Park Bumhee, Choi Byung Jin, Lee Heirim, Jang Jong-Hwan, Roh Hyun Woong, Kim Eun Young, Hong Chang Hyung, Son Sang Joon, Yoon Dukyong
Department of Biomedical Informatics, Ajou University School of Medicine, Suwon-si, South Korea.
Office of Biostatistics, Ajou Research Institute for Innovative Medicine, Ajou University Medical Center, Suwon-si, South Korea.
Front Neuroinform. 2022 Mar 9;16:795171. doi: 10.3389/fninf.2022.795171. eCollection 2022.
There is a proven correlation between the severity of dementia and reduced brain volumes. Several studies have attempted to use activity data to estimate brain volume as a means of detecting reduction early; however, raw activity data are not directly interpretable and are unstructured, making them challenging to utilize. Furthermore, in the previous research, brain volume estimates were limited to total brain volume and the investigators were unable to detect reductions in specific regions of the brain that are typically used to characterize disease progression. We aimed to evaluate volume prediction of 116 brain regions through activity data obtained combining time-frequency domain- and unsupervised deep learning-based feature extraction methods. We developed a feature extraction model based on unsupervised deep learning using activity data from the National Health and Nutrition Examination Survey (NHANES) dataset ( = 14,482). Then, we applied the model and the time-frequency domain feature extraction method to the activity data of the Biobank Innovations for chronic Cerebrovascular disease With ALZheimer's disease Study (BICWALZS) datasets ( = 177) to extract activity features. Brain volumes were calculated from the brain magnetic resonance imaging of the BICWALZS dataset and anatomically subdivided into 116 regions. Finally, we fitted linear regression models to estimate each regional volume of the 116 brain areas based on the extracted activity features. Regression models were statistically significant for each region, with an average correlation coefficient of 0.990 ± 0.006. In all brain regions, the correlation was > 0.964. Particularly, regions of the temporal lobe that exhibit characteristic atrophy in the early stages of Alzheimer's disease showed the highest correlation (0.995). Through a combined deep learning-time-frequency domain feature extraction method, we could extract activity features based solely on the activity dataset, without including clinical variables. The findings of this study indicate the possibility of using activity data for the detection of neurological disorders such as Alzheimer's disease.
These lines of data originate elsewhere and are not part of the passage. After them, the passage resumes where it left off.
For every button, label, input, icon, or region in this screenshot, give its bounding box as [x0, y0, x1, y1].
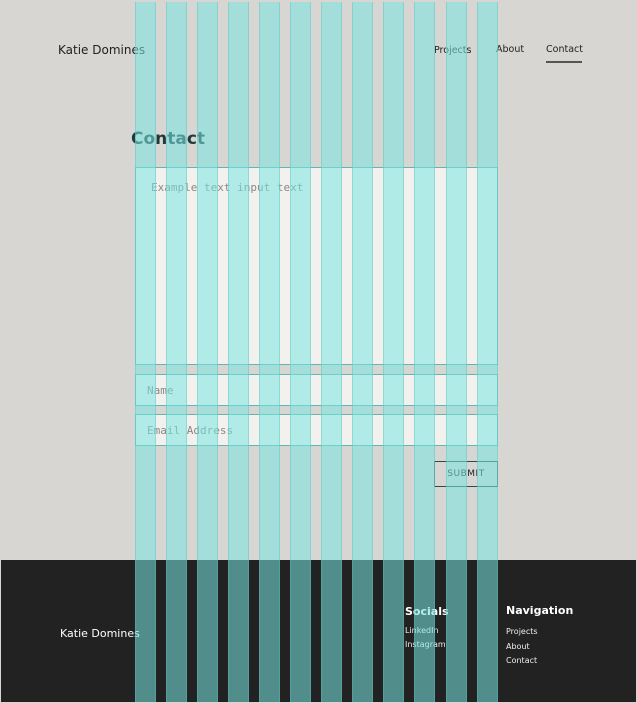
email-field[interactable]: Email Address — [135, 414, 498, 446]
message-textarea[interactable]: Example text input text — [135, 167, 498, 365]
footer-link-linkedin[interactable]: LinkedIn — [405, 626, 439, 635]
nav-about[interactable]: About — [496, 44, 525, 55]
page-title: Contact — [131, 129, 206, 149]
name-field[interactable]: Name — [135, 374, 498, 406]
name-placeholder: Name — [147, 384, 174, 397]
nav-projects[interactable]: Projects — [434, 45, 472, 56]
footer-brand[interactable]: Katie Domines — [60, 627, 140, 640]
footer-navigation-title: Navigation — [506, 604, 574, 617]
submit-button[interactable]: SUBMIT — [434, 461, 498, 487]
footer: Katie Domines Socials LinkedIn Instagram… — [1, 560, 636, 702]
footer-socials-title: Socials — [405, 605, 449, 618]
nav-active-underline — [546, 61, 582, 63]
footer-link-instagram[interactable]: Instagram — [405, 640, 446, 649]
footer-nav-projects[interactable]: Projects — [506, 627, 538, 636]
footer-nav-about[interactable]: About — [506, 642, 530, 651]
message-placeholder: Example text input text — [151, 181, 304, 194]
email-placeholder: Email Address — [147, 424, 234, 437]
nav-contact[interactable]: Contact — [546, 44, 583, 55]
footer-nav-contact[interactable]: Contact — [506, 656, 538, 665]
site-brand[interactable]: Katie Domines — [58, 43, 146, 57]
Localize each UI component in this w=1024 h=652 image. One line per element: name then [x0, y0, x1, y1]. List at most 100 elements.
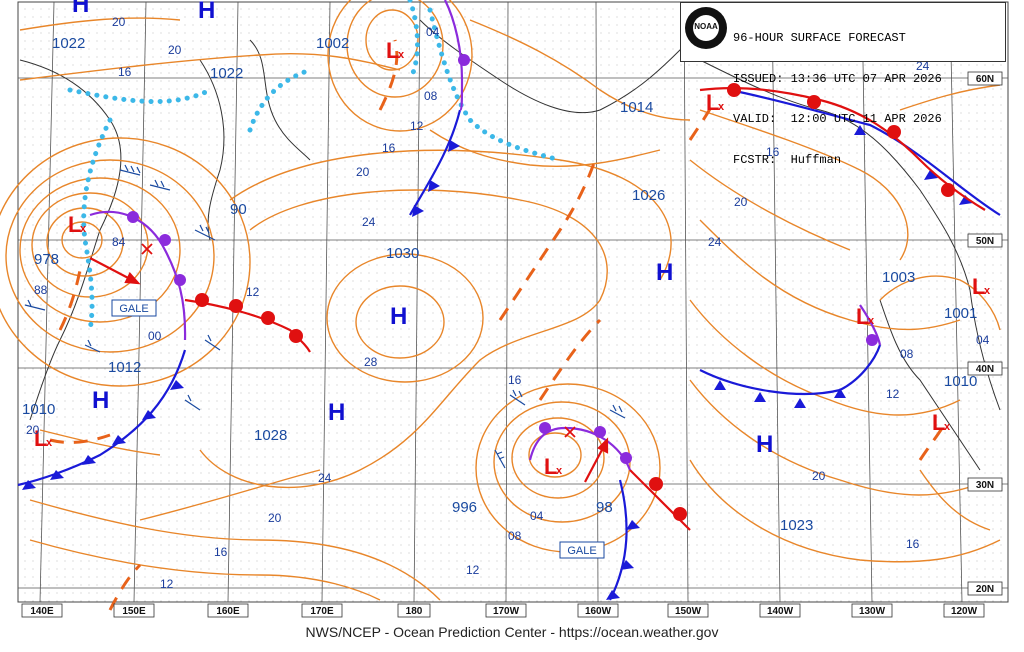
- pressure-label: 1022: [52, 35, 85, 52]
- latitude-label: 50N: [976, 236, 994, 247]
- longitude-label: 160E: [216, 606, 240, 617]
- gale-labels: GALE GALE: [111, 299, 605, 559]
- wind-barbs: [24, 164, 626, 469]
- pressure-label: 98: [596, 499, 613, 516]
- isobar-label: 04: [530, 509, 544, 523]
- isobar-label: 20: [26, 423, 40, 437]
- svg-text:x: x: [556, 465, 563, 477]
- isobar-label: 84: [112, 235, 126, 249]
- isobar-label: 08: [900, 347, 914, 361]
- latitude-grid: [18, 77, 1008, 589]
- svg-text:x: x: [868, 315, 875, 327]
- pressure-label: 1010: [22, 401, 55, 418]
- isobar-label: 24: [916, 59, 930, 73]
- source-credit: NWS/NCEP - Ocean Prediction Center - htt…: [305, 624, 719, 640]
- isobar-label: 00: [148, 329, 162, 343]
- cold-front-triangles: [22, 125, 973, 600]
- latitude-label: 30N: [976, 480, 994, 491]
- isobar-label: 20: [168, 43, 182, 57]
- isobar-label: 16: [766, 145, 780, 159]
- svg-text:x: x: [46, 437, 53, 449]
- svg-text:L: L: [972, 274, 985, 299]
- isobar-label: 12: [410, 119, 424, 133]
- coastlines: [19, 19, 1001, 471]
- pressure-label: 1010: [944, 373, 977, 390]
- warm-front-semicircles: [195, 83, 955, 521]
- isobar-label: 16: [214, 545, 228, 559]
- pressure-label: 1012: [108, 359, 141, 376]
- svg-text:L: L: [932, 410, 945, 435]
- isobar-label: 20: [268, 511, 282, 525]
- svg-text:L: L: [68, 212, 81, 237]
- isobar-label: 20: [812, 469, 826, 483]
- isobar-labels: 20 20 04 16 08 12 16 20 24 84 88 12 00 2…: [26, 15, 990, 591]
- svg-text:x: x: [944, 421, 951, 433]
- svg-text:x: x: [398, 49, 405, 61]
- forecast-info-box: NOAA 96-HOUR SURFACE FORECAST ISSUED: 13…: [680, 2, 1006, 166]
- valid-time: VALID: 12:00 UTC 11 APR 2026: [733, 112, 942, 126]
- latitude-label: 60N: [976, 74, 994, 85]
- isobar-label: 16: [906, 537, 920, 551]
- low-symbols: Lx Lx Lx Lx Lx Lx Lx Lx: [34, 38, 991, 479]
- isobar-label: 08: [508, 529, 522, 543]
- svg-text:x: x: [984, 285, 991, 297]
- svg-text:H: H: [756, 431, 773, 458]
- svg-text:L: L: [544, 454, 557, 479]
- high-symbols: H H H H H H H: [72, 0, 773, 458]
- pressure-label: 1023: [780, 517, 813, 534]
- isobar-label: 20: [734, 195, 748, 209]
- longitude-label: 170W: [493, 606, 520, 617]
- isobar-label: 20: [356, 165, 370, 179]
- pressure-label: 1014: [620, 99, 653, 116]
- longitude-label: 160W: [585, 606, 612, 617]
- gale-label: GALE: [119, 303, 148, 315]
- pressure-label: 1030: [386, 245, 419, 262]
- longitude-grid: [39, 1, 963, 603]
- longitude-label: 130W: [859, 606, 886, 617]
- pressure-label: 1022: [210, 65, 243, 82]
- longitude-label: 140W: [767, 606, 794, 617]
- noaa-logo-text: NOAA: [694, 22, 718, 31]
- svg-text:x: x: [80, 223, 87, 235]
- issued-time: ISSUED: 13:36 UTC 07 APR 2026: [733, 71, 942, 86]
- storm-track-arrows: [89, 257, 609, 483]
- isobar-label: 20: [112, 15, 126, 29]
- pressure-label: 978: [34, 251, 59, 268]
- isobar-label: 16: [382, 141, 396, 155]
- occluded-front-symbols: [127, 54, 878, 464]
- isobar-label: 24: [318, 471, 332, 485]
- isobar-label: 12: [160, 577, 174, 591]
- isobar-label: 12: [246, 285, 260, 299]
- svg-text:L: L: [856, 304, 869, 329]
- svg-text:x: x: [718, 101, 725, 113]
- svg-text:L: L: [386, 38, 399, 63]
- svg-text:L: L: [706, 90, 719, 115]
- svg-text:L: L: [34, 426, 47, 451]
- pressure-label: 1001: [944, 305, 977, 322]
- isobar-label: 04: [976, 333, 990, 347]
- svg-text:H: H: [198, 0, 215, 24]
- pressure-label: 90: [230, 201, 247, 218]
- isobar-label: 24: [362, 215, 376, 229]
- pressure-label: 996: [452, 499, 477, 516]
- ice-edge: [67, 0, 563, 333]
- longitude-label: 150E: [122, 606, 146, 617]
- isobar-label: 16: [118, 65, 132, 79]
- isobar-label: 88: [34, 283, 48, 297]
- svg-text:H: H: [390, 303, 407, 330]
- svg-text:H: H: [92, 387, 109, 414]
- latitude-labels: 60N 50N 40N 30N 20N: [967, 71, 1003, 596]
- svg-text:H: H: [72, 0, 89, 18]
- troughs: [49, 39, 946, 611]
- cold-fronts: [17, 88, 1001, 601]
- isobar-label: 12: [886, 387, 900, 401]
- isobars: [0, 0, 1001, 601]
- pressure-label: 1028: [254, 427, 287, 444]
- pressure-label: 1003: [882, 269, 915, 286]
- gale-label: GALE: [567, 545, 596, 557]
- noaa-logo: NOAA: [685, 7, 727, 49]
- isobar-label: 12: [466, 563, 480, 577]
- storm-center-marks: [141, 243, 576, 438]
- pressure-label: 1002: [316, 35, 349, 52]
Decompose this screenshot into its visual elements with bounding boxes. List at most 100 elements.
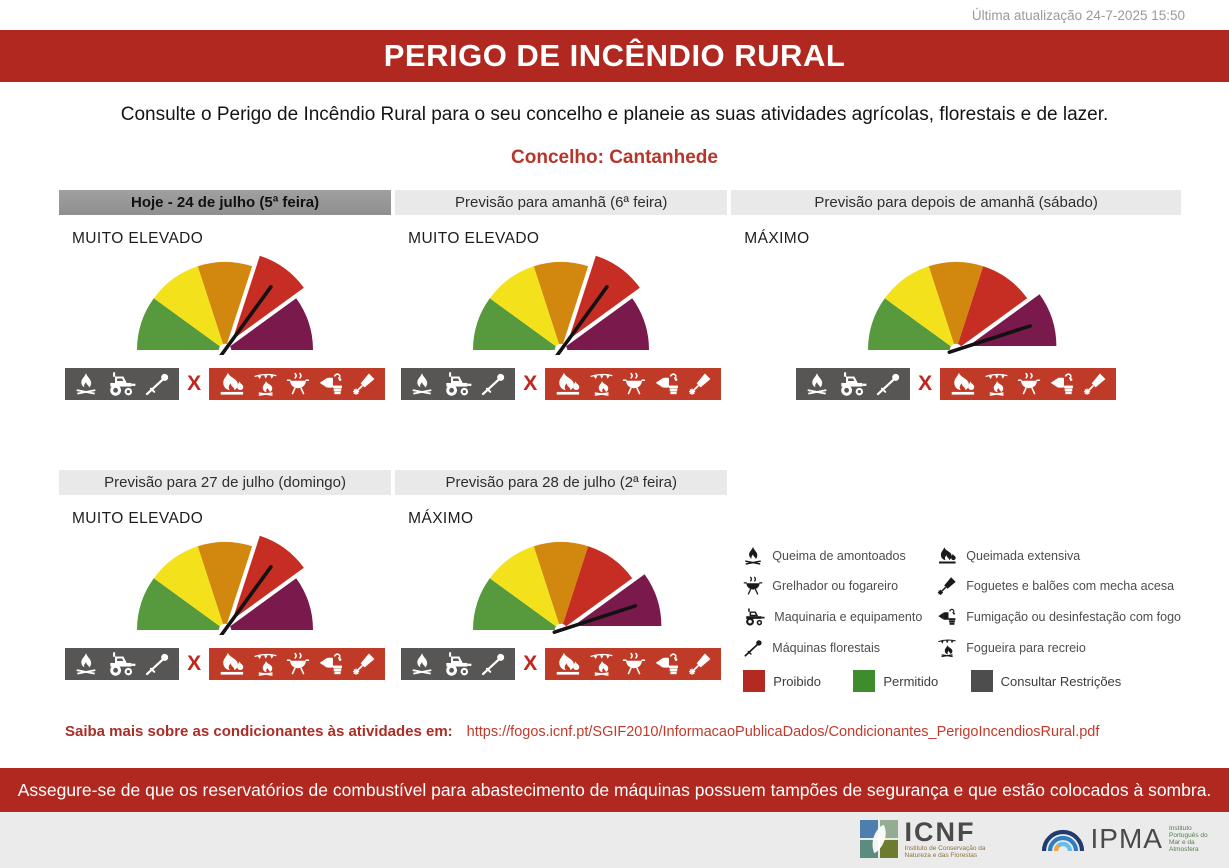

痴呆症的严重程度与脑容量减少之间存在已被证实的关联。多项研究试图利用活动数据来估计脑容量,以此作为早期检测脑容量减少的一种方法;然而,原始活动数据无法直接解读且无结构,难以利用。此外,在先前的研究中,脑容量估计仅限于全脑容量,研究人员无法检测到通常用于表征疾病进展的特定脑区的减少。我们旨在通过结合时频域和基于无监督深度学习的特征提取方法获得的活动数据,评估116个脑区的容量预测。我们使用来自美国国家健康与营养检查调查(NHANES)数据集(n = 14482)的活动数据,开发了一种基于无监督深度学习的特征提取模型。然后,我们将该模型和时频域特征提取方法应用于慢性脑血管疾病伴阿尔茨海默病研究生物样本库(BICWALZS)数据集(n = 177)的活动数据,以提取活动特征。根据BICWALZS数据集的脑磁共振成像计算脑容量,并在解剖学上细分为116个区域。最后,我们拟合线性回归模型,基于提取的活动特征估计116个脑区的每个区域容量。回归模型对每个区域均具有统计学意义,平均相关系数为0.990±0.006。在所有脑区中,相关性均>0.964。特别是,在阿尔茨海默病早期表现出特征性萎缩的颞叶区域显示出最高的相关性(0.995)。通过深度学习 - 时频域特征提取方法的结合,我们可以仅基于活动数据集提取活动特征,而无需纳入临床变量。本研究结果表明,利用活动数据检测阿尔茨海默病等神经系统疾病具有可能性。